Wednesday, June 19, 2013

NORTH, South, East, West by Sandra Timmons

Let’s start with the Sanguine temperament, and since we will be talking about opposites, let’s just say that it is North.  Most of us know a sanguine because he is usually referred to as the “life of the party,” a real people-person (does not like solitude).  He is an “entertainer” even if it means that he has to make himself look silly or not-quite-bright; the laughter is just that important to him.  The sanguine often seems irresponsible or even unstable because details, appointments, obligations, and names are just not important to him; he’s too busy “working the crowd” to remember those details. 
So how does that translate into a child’s and/or a teenager’s traits?  Baby sanguines are usually not the best sleepers because they, even when exhausted, have a hard time shutting down.  If there is noise in the house at his bedtime, he is way more interested in what is going on that he is missing than he is in going to sleep.  Getting him to eat may be a challenge if there are other things going on around him.  Save yourself some misery if you are going out to eat; take finger foods for him.  Do not order and pay for food for him; it will be wasted.  There is no food that is as interesting as what may be happening in the surrounding scenery.   And heaven help you if some of the other patrons realize just how cute he is and then start waving or talking to him!
As the sanguine gets a little older, you will realize that he is inquisitive (nosey) but cheerful.  If life gets dull, he creates his own excitement in hopes of entertaining his friends.  It is not unusual for a sanguine’s activities to get out of hand.  He may become personally acquainted with the school office staff, especially the disciplinarian.  School is a challenge for him because there is always a crowd (a.k.a.class) gathered, and, surely, he is supposed to entertain them all.  If this gets to be a real problem, the teacher may need to be sure that he is seated up front--close to her so that she can help him curb his entertaining tendencies. 
Hopefully, as he grows, he will learn to control his own tendencies that might get him into trouble.  That habit of forgetting details will overflow into his homework assignments, projects, etc.  The teen sanguine driver will be a challenge, and he can be easy to spot because his driving may be rather erratic as he changes lanes with no warning, speeds up, and slows down.  He does this because the scenery is always more interesting than the traffic.  He prefers to talk to and look at his passengers—even if they are in the back seat!

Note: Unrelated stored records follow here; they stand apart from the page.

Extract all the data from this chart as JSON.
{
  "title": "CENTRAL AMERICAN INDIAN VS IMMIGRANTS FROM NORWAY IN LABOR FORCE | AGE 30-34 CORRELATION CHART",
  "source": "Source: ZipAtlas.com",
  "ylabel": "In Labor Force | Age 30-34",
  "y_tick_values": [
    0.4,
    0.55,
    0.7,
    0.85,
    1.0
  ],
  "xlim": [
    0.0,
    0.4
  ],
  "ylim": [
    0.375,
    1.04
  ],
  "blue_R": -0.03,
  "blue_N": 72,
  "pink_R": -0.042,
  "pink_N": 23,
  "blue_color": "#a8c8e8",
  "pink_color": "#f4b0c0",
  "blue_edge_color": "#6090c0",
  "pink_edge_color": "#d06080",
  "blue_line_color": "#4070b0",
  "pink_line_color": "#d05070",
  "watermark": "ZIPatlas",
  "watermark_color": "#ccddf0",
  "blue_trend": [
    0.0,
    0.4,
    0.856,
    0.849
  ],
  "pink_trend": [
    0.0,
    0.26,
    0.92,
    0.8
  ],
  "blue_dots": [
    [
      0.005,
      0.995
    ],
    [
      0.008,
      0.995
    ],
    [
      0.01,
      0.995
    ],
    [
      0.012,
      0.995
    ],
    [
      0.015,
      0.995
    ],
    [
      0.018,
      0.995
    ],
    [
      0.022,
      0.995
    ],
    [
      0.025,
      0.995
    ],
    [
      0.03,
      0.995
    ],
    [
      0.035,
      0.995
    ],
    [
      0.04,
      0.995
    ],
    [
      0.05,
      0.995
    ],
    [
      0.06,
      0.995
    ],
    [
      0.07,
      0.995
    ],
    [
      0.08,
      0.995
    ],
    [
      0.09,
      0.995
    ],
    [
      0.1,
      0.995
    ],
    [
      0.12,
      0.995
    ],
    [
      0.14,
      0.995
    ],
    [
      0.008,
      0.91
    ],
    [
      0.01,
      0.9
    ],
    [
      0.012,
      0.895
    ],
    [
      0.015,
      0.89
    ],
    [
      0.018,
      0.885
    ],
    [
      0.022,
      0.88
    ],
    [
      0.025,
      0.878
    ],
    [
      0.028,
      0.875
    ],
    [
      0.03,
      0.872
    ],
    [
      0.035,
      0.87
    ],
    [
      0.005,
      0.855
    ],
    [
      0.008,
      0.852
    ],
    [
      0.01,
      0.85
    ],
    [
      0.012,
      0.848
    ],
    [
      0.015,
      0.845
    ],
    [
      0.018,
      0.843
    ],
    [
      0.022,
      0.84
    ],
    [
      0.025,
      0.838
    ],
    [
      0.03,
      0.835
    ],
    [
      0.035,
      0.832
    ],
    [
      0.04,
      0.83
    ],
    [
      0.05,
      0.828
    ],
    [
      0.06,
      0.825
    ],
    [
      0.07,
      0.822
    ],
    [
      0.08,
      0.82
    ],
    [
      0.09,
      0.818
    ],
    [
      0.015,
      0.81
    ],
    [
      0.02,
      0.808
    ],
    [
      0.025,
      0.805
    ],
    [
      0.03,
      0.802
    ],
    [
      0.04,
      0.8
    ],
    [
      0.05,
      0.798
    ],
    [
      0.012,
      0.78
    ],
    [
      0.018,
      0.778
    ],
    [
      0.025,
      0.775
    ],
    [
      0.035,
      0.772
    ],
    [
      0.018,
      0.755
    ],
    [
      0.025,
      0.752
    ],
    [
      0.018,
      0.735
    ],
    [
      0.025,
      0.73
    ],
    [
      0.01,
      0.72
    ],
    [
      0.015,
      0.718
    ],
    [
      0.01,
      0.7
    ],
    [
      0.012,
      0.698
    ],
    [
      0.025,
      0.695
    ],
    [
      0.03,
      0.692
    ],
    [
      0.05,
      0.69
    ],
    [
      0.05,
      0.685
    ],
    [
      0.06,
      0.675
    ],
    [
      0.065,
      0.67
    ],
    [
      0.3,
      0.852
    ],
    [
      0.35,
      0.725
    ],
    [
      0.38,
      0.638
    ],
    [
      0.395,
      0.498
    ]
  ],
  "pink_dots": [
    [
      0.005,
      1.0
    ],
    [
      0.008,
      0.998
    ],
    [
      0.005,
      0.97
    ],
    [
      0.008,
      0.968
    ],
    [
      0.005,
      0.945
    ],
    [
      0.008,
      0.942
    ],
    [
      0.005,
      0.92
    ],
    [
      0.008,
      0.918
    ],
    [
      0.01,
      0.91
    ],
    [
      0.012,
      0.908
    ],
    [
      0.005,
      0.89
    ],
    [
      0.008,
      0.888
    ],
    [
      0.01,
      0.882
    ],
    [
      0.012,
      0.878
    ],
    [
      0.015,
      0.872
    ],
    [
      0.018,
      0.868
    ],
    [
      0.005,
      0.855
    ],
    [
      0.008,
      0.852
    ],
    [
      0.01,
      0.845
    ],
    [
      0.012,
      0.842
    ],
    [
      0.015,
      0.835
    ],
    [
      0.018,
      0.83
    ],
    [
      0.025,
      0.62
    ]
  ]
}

Sanguines—How to Get Along With Them and Help Them
1.       Recognize their difficulty in finishing tasks.  Remember that follow-through is difficult for them and that they are easily distracted.
--Try to keep them from as many detail situations as possible.

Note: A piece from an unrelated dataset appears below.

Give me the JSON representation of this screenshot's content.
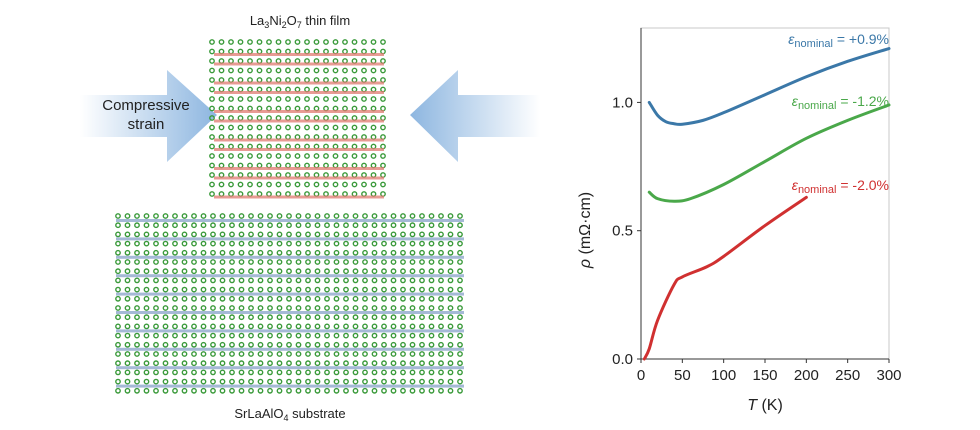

--Avoid giving them multiple instructions:  “Do your homework and then get ready for bed.”   One instruction at a time is better until they learn to control their own behavior.
2.      Realize that they often talk without thinking first.  One of my favorite quotes about sanguines is by Florence Littauer—Sanguines often open their mouths to find out what they’re saying.  --If you want to be sure that they realize what they just said, say something like, Now, you just said….  Is that right?  Did I understand you correctly?
3.      They really need variety and flexibility.  They always want something new going on and do best when an attitude of fun is present. 
--Try to keep projects short or at least broken up into smaller units. 
4.      Remember—details are not their forte’—don’t expect them to remember dental appointments, homework assignments, etc.  Find ways to help them remember important things—a homework assignment pad, a large calendar on the refrigerator door (making it a point to discuss it every morning). 
5.      Getting anywhere on time is a challenge for them.  Be sure their clothes for the next day are laid out before they go to bed at night.  Their book bags, etc. should be checked at night and put by the door so that all they have to do the next morning is grab them and go. 
--As a teenager begins driving himself to events, don’t be surprised if he returns as least once because even if he leaves on time, he’s going to forget something and have to go back for what he forgot.
6.      Most important—praise them for everything they accomplish.  Compliments are like food for sanguines.
7.      Thank God for your sanguine!  You will be blessed by his humor!

Proverbs 17:22a—A merry heart doeth good like a medicine.